Mon, 08 Jan 2024 13:34:11 +0000 von Martin-Luther-Kirchengemeinde Ahlem

24.12.2023, 23 Uhr - Luk 2,1-20

Liebe Gemeinde,

dies ist die Botschaft der heiligen Nacht: Gott hat seinen Himmel verlassen und ist zu uns auf die Erde gekommen.

Geht das überhaupt? Dass Gott seinen Himmel verlässt? Er ist der Schöpfer der Welt, der Herr über Himmel und Erde, über Leben und Tod. Er steht über allem. Seine Herrlichkeit ist für uns unvorstellbar, er wohnt in einem Licht, da niemand hinkommen kann - so heißt es in der Bibel.

Ab und zu hat er sich bemerkbar gemacht und zu seinen Menschen gesprochen. Durch den Mund von Propheten, durch Jesaja, Jeremia, Ezechiel, Hosea und wie sie alle heißen. Die haben in seinem Namen zu uns geredet. Wir können heute noch lesen und hören, was sie zu sagen haben. Jesaja zum Beispiel entwirft die wunderbare Vision eines Friedensreiches (Jes 11):

„Da wird der Wolf beim Lamm wohnen und der Panther beim Böcklein lagern. Kalb und Löwe werden miteinander grasen, und ein kleiner Knabe wird sie leiten. Kuh und Bärin werden zusammen weiden, ihre Jungen beieinanderliegen, und der Löwe wird Stroh fressen wie das Rind. Und ein Säugling wird spielen am Loch der Otter, und ein kleines Kind wird seine Hand ausstrecken zur Höhle der Natter. Man wird weder Bosheit noch Schaden tun auf meinem ganzen heiligen Berge; denn das Land ist voll Erkenntnis des HERRN, wie Wasser das Meer bedeckt.“

Da hat Gott aus dem Himmel zu uns gesprochen und uns mitgeteilt, was er will. Umfassenden Frieden in seiner ganzen Schöpfung.

Aber wir sehen, so weit ist es noch nicht. Bis jetzt jedenfalls - so muss es uns vorkommen - hat Er seinen Himmel nicht verlassen. Das hätten wir doch gemerkt?! Da hätte schon mehr passieren müssen!! Wo sind denn seine ganzen Heerscharen?
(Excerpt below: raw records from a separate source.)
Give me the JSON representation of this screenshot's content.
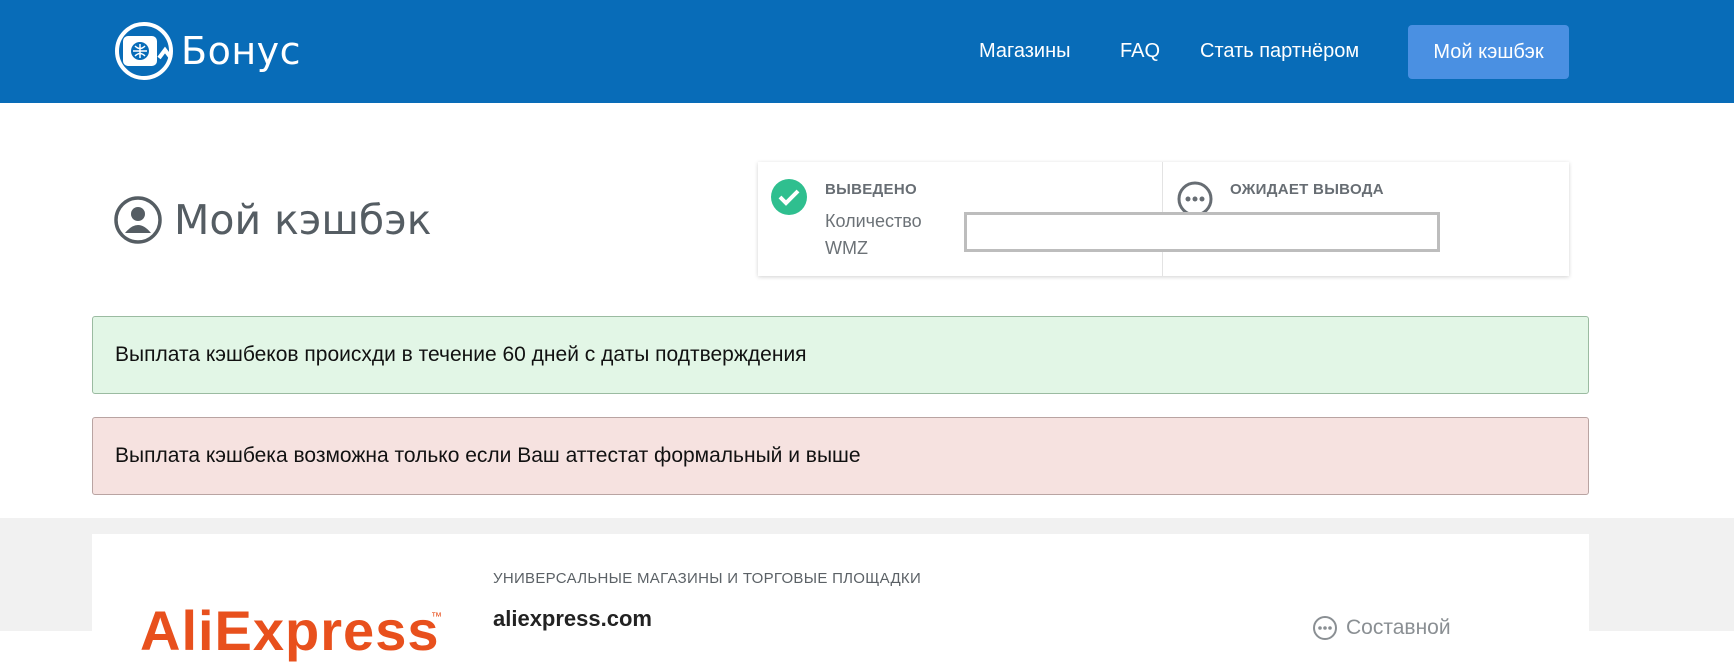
{
  "header": {
    "brand": "Бонус",
    "nav": [
      {
        "label": "Магазины"
      },
      {
        "label": "FAQ"
      },
      {
        "label": "Стать партнёром"
      }
    ],
    "cta_label": "Мой кэшбэк",
    "background": "#086cb8",
    "cta_color": "#4a90e2"
  },
  "page": {
    "title": "Мой кэшбэк"
  },
  "stats": {
    "withdrawn": {
      "heading": "ВЫВЕДЕНО",
      "line1": "Количество",
      "line2": "WMZ",
      "icon": "check-circle-icon",
      "color": "#2fbf8f"
    },
    "pending": {
      "heading": "ОЖИДАЕТ ВЫВОДА",
      "icon": "ellipsis-circle-icon"
    }
  },
  "alerts": {
    "info": "Выплата кэшбеков происхди в течение 60 дней с даты подтверждения",
    "warning": "Выплата кэшбека возможна только если Ваш аттестат формальный и выше"
  },
  "store": {
    "logo_text": "AliExpress",
    "category": "УНИВЕРСАЛЬНЫЕ МАГАЗИНЫ И ТОРГОВЫЕ ПЛОЩАДКИ",
    "name": "aliexpress.com",
    "cashback_type": "Составной",
    "type_icon": "ellipsis-circle-icon",
    "logo_color": "#e8501d"
  }
}
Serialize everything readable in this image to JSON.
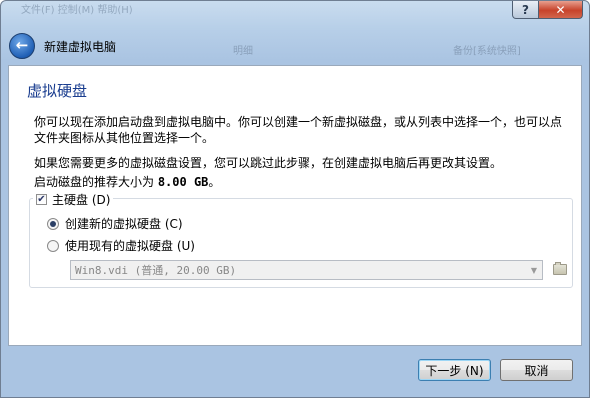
{
  "window": {
    "help_label": "?",
    "close_label": "✕",
    "header_title": "新建虚拟电脑"
  },
  "background": {
    "ghost_top": "文件(F)  控制(M)  帮助(H)",
    "ghost_tab1": "明细",
    "ghost_tab2": "备份[系统快照]"
  },
  "page": {
    "title": "虚拟硬盘",
    "para1": "你可以现在添加启动盘到虚拟电脑中。你可以创建一个新虚拟磁盘，或从列表中选择一个，也可以点文件夹图标从其他位置选择一个。",
    "para2": "如果您需要更多的虚拟磁盘设置，您可以跳过此步骤，在创建虚拟电脑后再更改其设置。",
    "para3_prefix": "启动磁盘的推荐大小为 ",
    "para3_size": "8.00 GB",
    "para3_suffix": "。"
  },
  "group": {
    "checkbox_label": "主硬盘 (D)",
    "checkbox_checked": true,
    "radio_create_label": "创建新的虚拟硬盘 (C)",
    "radio_existing_label": "使用现有的虚拟硬盘 (U)",
    "selected": "create",
    "combo_value": "Win8.vdi (普通, 20.00 GB)",
    "combo_arrow": "▼",
    "folder_icon": "folder-icon"
  },
  "footer": {
    "next_label": "下一步 (N)",
    "cancel_label": "取消"
  }
}
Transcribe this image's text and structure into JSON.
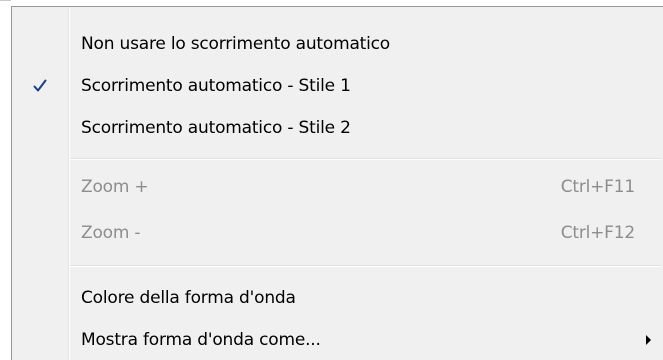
{
  "menu": {
    "items": [
      {
        "label": "Non usare lo scorrimento automatico",
        "shortcut": "",
        "checked": false,
        "disabled": false,
        "submenu": false
      },
      {
        "label": "Scorrimento automatico - Stile 1",
        "shortcut": "",
        "checked": true,
        "disabled": false,
        "submenu": false
      },
      {
        "label": "Scorrimento automatico - Stile 2",
        "shortcut": "",
        "checked": false,
        "disabled": false,
        "submenu": false
      },
      {
        "label": "Zoom +",
        "shortcut": "Ctrl+F11",
        "checked": false,
        "disabled": true,
        "submenu": false
      },
      {
        "label": "Zoom -",
        "shortcut": "Ctrl+F12",
        "checked": false,
        "disabled": true,
        "submenu": false
      },
      {
        "label": "Colore della forma d'onda",
        "shortcut": "",
        "checked": false,
        "disabled": false,
        "submenu": false
      },
      {
        "label": "Mostra forma d'onda come...",
        "shortcut": "",
        "checked": false,
        "disabled": false,
        "submenu": true
      }
    ]
  },
  "colors": {
    "menu_background": "#f0f0f0",
    "disabled_text": "#8d8d8d",
    "check_mark": "#1a3d8c"
  },
  "icons": {
    "check": "check-mark-icon",
    "submenu": "submenu-arrow-icon"
  }
}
Wo ist seine ganze Macht? Wo zeigt er sich als Herrscher der Welt, der den endgültigen Frieden bringt? Jetzt wäre der richtige Zeitpunkt dafür! Denn es ist ganz offenkundig, dass wir Menschen es nicht schaffen, und die Erde ist in Gefahr!!
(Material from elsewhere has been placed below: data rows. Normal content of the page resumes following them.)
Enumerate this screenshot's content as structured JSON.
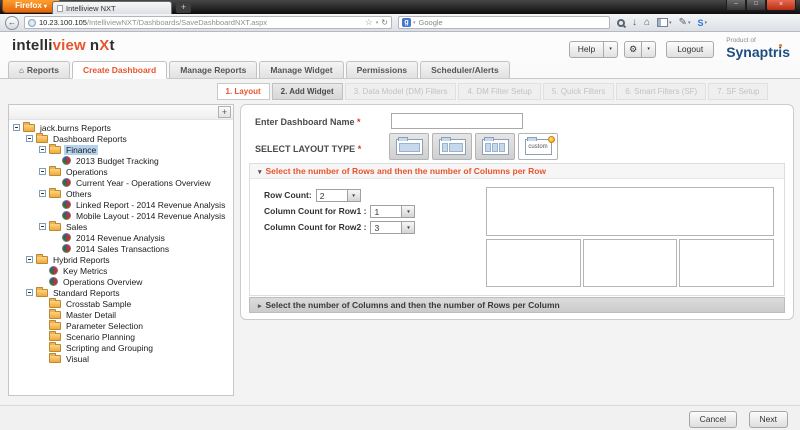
{
  "icons": {
    "caret_down": "▾",
    "caret_right": "▸",
    "home": "⌂",
    "back_arrow": "←",
    "reload": "↻",
    "star": "☆",
    "download": "↓",
    "pencil": "✎",
    "gear": "⚙",
    "minimize": "–",
    "maximize": "□",
    "close": "×",
    "plus": "+",
    "google_g": "g",
    "s_brand": "S"
  },
  "browser": {
    "firefox_button": "Firefox",
    "tab_title": "Intelliview NXT",
    "new_tab": "+",
    "url_host": "10.23.100.105",
    "url_path": "/IntelliviewNXT/Dashboards/SaveDashboardNXT.aspx",
    "search_placeholder": "Google"
  },
  "header": {
    "logo_intelli": "intelli",
    "logo_view": "view",
    "logo_n": "n",
    "logo_x": "X",
    "logo_t": "t",
    "help_label": "Help",
    "logout_label": "Logout",
    "product_of": "Product of",
    "brand": "Synaptris"
  },
  "tabs": [
    {
      "label": "Reports",
      "icon": "home",
      "active": false
    },
    {
      "label": "Create Dashboard",
      "active": true
    },
    {
      "label": "Manage Reports",
      "active": false
    },
    {
      "label": "Manage Widget",
      "active": false
    },
    {
      "label": "Permissions",
      "active": false
    },
    {
      "label": "Scheduler/Alerts",
      "active": false
    }
  ],
  "steps": [
    {
      "label": "1. Layout",
      "state": "active"
    },
    {
      "label": "2. Add Widget",
      "state": "enabled"
    },
    {
      "label": "3. Data Model (DM) Filters",
      "state": "disabled"
    },
    {
      "label": "4. DM Filter Setup",
      "state": "disabled"
    },
    {
      "label": "5. Quick Filters",
      "state": "disabled"
    },
    {
      "label": "6. Smart Filters (SF)",
      "state": "disabled"
    },
    {
      "label": "7. SF Setup",
      "state": "disabled"
    }
  ],
  "tree": {
    "expand_button": "+",
    "items": [
      {
        "label": "jack.burns Reports",
        "level": 0,
        "type": "folder",
        "expander": true
      },
      {
        "label": "Dashboard Reports",
        "level": 1,
        "type": "folder",
        "expander": true
      },
      {
        "label": "Finance",
        "level": 2,
        "type": "folder",
        "expander": true,
        "selected": true
      },
      {
        "label": "2013 Budget Tracking",
        "level": 3,
        "type": "report"
      },
      {
        "label": "Operations",
        "level": 2,
        "type": "folder",
        "expander": true
      },
      {
        "label": "Current Year - Operations Overview",
        "level": 3,
        "type": "report"
      },
      {
        "label": "Others",
        "level": 2,
        "type": "folder",
        "expander": true
      },
      {
        "label": "Linked Report - 2014 Revenue Analysis",
        "level": 3,
        "type": "report"
      },
      {
        "label": "Mobile Layout - 2014 Revenue Analysis",
        "level": 3,
        "type": "report"
      },
      {
        "label": "Sales",
        "level": 2,
        "type": "folder",
        "expander": true
      },
      {
        "label": "2014 Revenue Analysis",
        "level": 3,
        "type": "report"
      },
      {
        "label": "2014 Sales Transactions",
        "level": 3,
        "type": "report"
      },
      {
        "label": "Hybrid Reports",
        "level": 1,
        "type": "folder",
        "expander": true
      },
      {
        "label": "Key Metrics",
        "level": 2,
        "type": "report"
      },
      {
        "label": "Operations Overview",
        "level": 2,
        "type": "report"
      },
      {
        "label": "Standard Reports",
        "level": 1,
        "type": "folder",
        "expander": true
      },
      {
        "label": "Crosstab Sample",
        "level": 2,
        "type": "folder"
      },
      {
        "label": "Master Detail",
        "level": 2,
        "type": "folder"
      },
      {
        "label": "Parameter Selection",
        "level": 2,
        "type": "folder"
      },
      {
        "label": "Scenario Planning",
        "level": 2,
        "type": "folder"
      },
      {
        "label": "Scripting and Grouping",
        "level": 2,
        "type": "folder"
      },
      {
        "label": "Visual",
        "level": 2,
        "type": "folder"
      }
    ]
  },
  "form": {
    "dashboard_name_label": "Enter Dashboard Name",
    "required_marker": "*",
    "dashboard_name_value": "",
    "layout_type_label": "SELECT LAYOUT TYPE",
    "layout_options": [
      {
        "name": "one-column",
        "selected": false
      },
      {
        "name": "two-column",
        "selected": false
      },
      {
        "name": "three-column",
        "selected": false
      },
      {
        "name": "custom",
        "selected": true,
        "label": "custom"
      }
    ],
    "accordion_rows": {
      "title": "Select the number of Rows and then the number of Columns per Row",
      "expanded": true,
      "row_count_label": "Row Count:",
      "row_count_value": "2",
      "col_row1_label": "Column Count for Row1 :",
      "col_row1_value": "1",
      "col_row2_label": "Column Count for Row2 :",
      "col_row2_value": "3",
      "preview": {
        "rows": [
          {
            "columns": 1
          },
          {
            "columns": 3
          }
        ]
      }
    },
    "accordion_columns": {
      "title": "Select the number of Columns and then the number of Rows per Column",
      "expanded": false
    }
  },
  "footer": {
    "cancel_label": "Cancel",
    "next_label": "Next"
  },
  "colors": {
    "accent_orange": "#e8542c",
    "brand_blue": "#1c4e80",
    "required_red": "#e03131",
    "tree_selection": "#b5d2ee"
  }
}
Und doch: Die Botschaft gilt: Gott HAT seinen Himmel verlassen, aber anders, als viele Menschen das erwartet haben. Wir haben eben die Geschichte gehört, wie er das gemacht hat.

Er hat sich Maria und Joseph ausgesucht. Keine mächtigen Menschen, einfache Menschen. Niemand konnte ahnen, dass die beiden den Sohn Gottes zur Welt bringen werden. Es war eine ganz normale Geburt in ärmlichen Verhältnissen: „Und als sie daselbst waren, kam die Zeit, dass sie gebären sollte. 7 Und sie gebar ihren ersten Sohn und wickelte ihn in Windeln und legte ihn in eine Krippe; denn sie hatten sonst keinen Raum in der Herberge.“ Klammer auf: als wenn eine ganz normale Geburt nicht an sich schon ein Wunder wäre! Klammer zu.
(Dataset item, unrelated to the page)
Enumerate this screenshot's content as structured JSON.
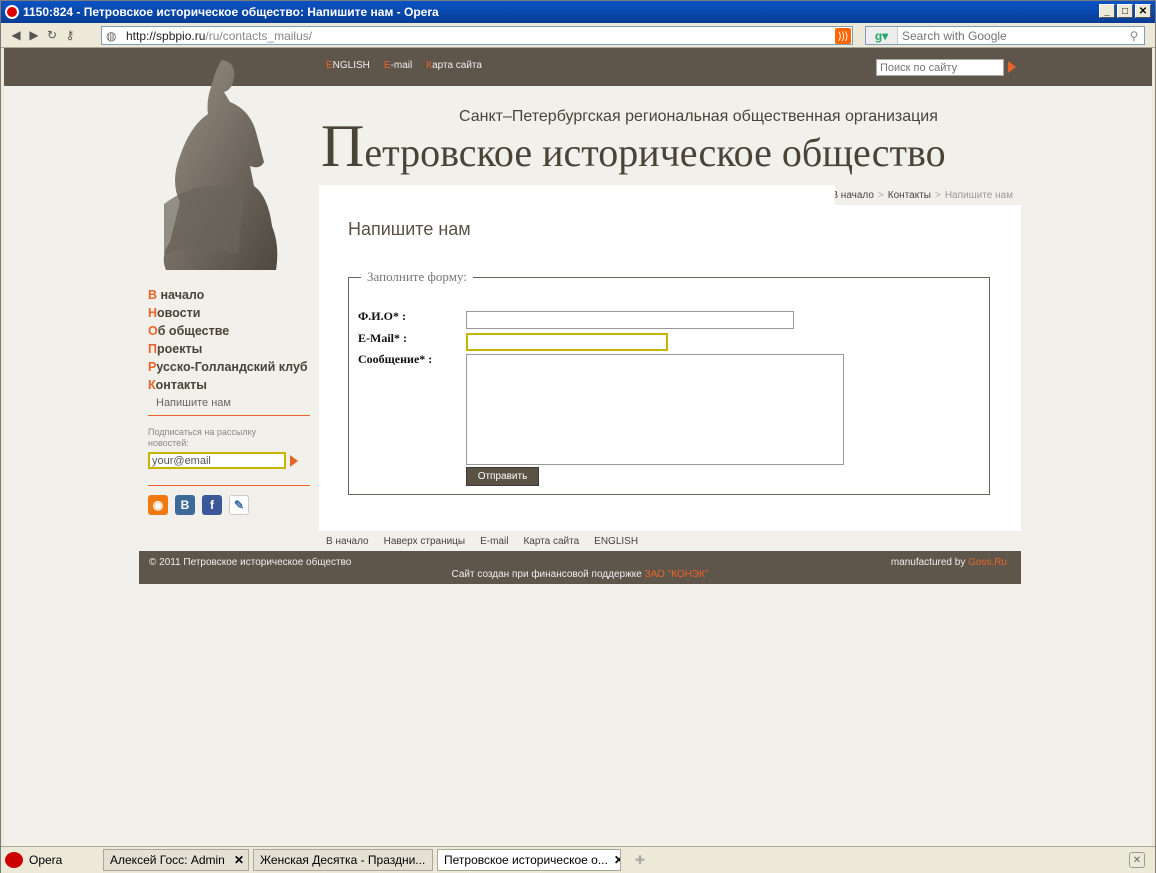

Gott hat seinen Himmel verlassen ohne allzu großes Drumherum. Es gab keinen Triumphzug seiner Engel durch das ganze Land, mit dem Kind auf einem Thron. 

Ein wenig Aufhebens hat er dann doch davon gemacht. Des Herrn Engel, sozusagen sein Sonderbotschafter, erschien. Aber nicht in der Stadt Jerusalem und auch nicht bei Maria und Joseph und dem Kind in dem Stall, sondern bei Hirten auf dem Felde, die ihrer Arbeit nachgingen. 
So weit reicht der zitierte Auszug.